Everyone we met said if we have questions, call them.  I have most everyone's number.  AND we can call over there 24/7.  If Rudy has trouble on a weekend, we won't be in a random emergency room being seen by someone who doesn't have access to his records.  Everything Rudy needs in regards to his health will be taken care of in this one facility.

We had a tour of the infusion room.  It's not one big room with all the patients.  There are large individual private rooms with TVs.  And Rudy can have guests.  They also have a nice porch so if someone gets tired of being cooped up inside, they can relax outside.




The whole facility felt more like a hotel than a medical facility.  

The cafeteria food was very good.  95-98% organic.  Much of it local grown.  http://www.180degreefarm.org/
This farm also sells produce at the hospital - market style - on Tuesdays.  This family has a child who was diagnosed with cancer at age 4 and they did a 180 degree change in their lifestyle and eating (hence the farm name).  Their child is now 12 and fine.  Apparently, the family really knows their stuff about fighting cancer with food and is very willing to share.

I am always a little nervous eating out.  I can't be sure what people have done to the foods that I may not be able to tolerate.  You'd think salads would be safe, but many places dip their lettuces in a solution to keep the leaves looking fresh longer.  Also, having dressing out is a big risk.  I took a gamble today and was just fine.  YAY!!!!!!!!!!!!!   Now, I won't have to pack my lunch on long days.    That'll be so nice.

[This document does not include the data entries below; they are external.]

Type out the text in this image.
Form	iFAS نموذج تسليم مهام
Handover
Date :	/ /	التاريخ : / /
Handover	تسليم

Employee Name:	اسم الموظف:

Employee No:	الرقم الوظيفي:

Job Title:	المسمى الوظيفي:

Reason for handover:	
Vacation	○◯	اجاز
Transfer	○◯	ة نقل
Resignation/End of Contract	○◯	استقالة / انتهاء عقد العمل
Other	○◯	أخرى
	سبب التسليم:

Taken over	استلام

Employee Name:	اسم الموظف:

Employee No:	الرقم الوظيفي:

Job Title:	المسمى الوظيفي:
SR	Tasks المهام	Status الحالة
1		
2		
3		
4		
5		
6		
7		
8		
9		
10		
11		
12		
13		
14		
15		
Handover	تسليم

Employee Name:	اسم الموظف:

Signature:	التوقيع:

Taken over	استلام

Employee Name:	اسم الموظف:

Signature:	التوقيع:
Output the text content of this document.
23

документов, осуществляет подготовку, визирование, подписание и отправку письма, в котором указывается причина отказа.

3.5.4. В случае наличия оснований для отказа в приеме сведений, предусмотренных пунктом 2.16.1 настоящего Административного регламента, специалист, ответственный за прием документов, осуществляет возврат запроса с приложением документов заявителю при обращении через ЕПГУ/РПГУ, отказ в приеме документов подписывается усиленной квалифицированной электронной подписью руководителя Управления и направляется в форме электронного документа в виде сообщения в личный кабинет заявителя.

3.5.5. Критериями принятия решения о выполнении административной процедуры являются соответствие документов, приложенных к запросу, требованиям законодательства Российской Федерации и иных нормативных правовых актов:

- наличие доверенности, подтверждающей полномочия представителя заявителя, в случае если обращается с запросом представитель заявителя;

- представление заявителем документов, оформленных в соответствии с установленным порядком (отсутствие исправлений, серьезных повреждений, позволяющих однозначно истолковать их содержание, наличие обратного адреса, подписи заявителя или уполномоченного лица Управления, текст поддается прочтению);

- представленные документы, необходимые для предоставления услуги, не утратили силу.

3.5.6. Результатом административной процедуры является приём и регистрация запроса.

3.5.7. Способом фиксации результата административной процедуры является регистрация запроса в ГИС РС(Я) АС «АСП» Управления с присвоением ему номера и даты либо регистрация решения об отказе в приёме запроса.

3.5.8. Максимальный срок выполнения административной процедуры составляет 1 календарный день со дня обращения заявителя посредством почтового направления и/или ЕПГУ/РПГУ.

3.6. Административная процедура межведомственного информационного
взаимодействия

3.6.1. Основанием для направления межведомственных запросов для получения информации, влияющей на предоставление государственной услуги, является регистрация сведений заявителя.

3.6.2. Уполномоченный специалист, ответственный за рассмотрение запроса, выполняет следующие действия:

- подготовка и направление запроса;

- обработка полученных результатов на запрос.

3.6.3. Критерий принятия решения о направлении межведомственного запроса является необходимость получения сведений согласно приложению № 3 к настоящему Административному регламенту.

I know I must be leaving stuff out.  The bottom line - we were all bowled over and feel like we're in very good hands.

Once home, we had something sad to deal with.  Our very old dog (17 or 18 years old), Lulu, had to be put down today.  She had a stroke overnight.  When we got up this morning, her feet were turning under and she was having a very hard time staying upright.   My sweet dad went with me to the vet. Lulu had been diagnosed with an aggressive form of leukemia and told she would likely only live another month or two.  That diagnosis was three years ago.  She lived a good long life, so we're trying to focus on that.

Late this afternoon, after Rudy took a nice nap, he wanted to go for a spin in his new Challenger.  I went along and boy, was that fun.  I've never been one to care much about cars as  long as they were safe and reliable, but I have to say, it was really fun riding around in this one.  Rudy made sure to test the power a few times.  It definitely has way more get up than anyone would need.  I felt myself being thrown back in my seat on several occasions (and Rudy never broke the speed limit).   

So that was our day.  

We'll be back over at CTCA for more meetings tomorrow.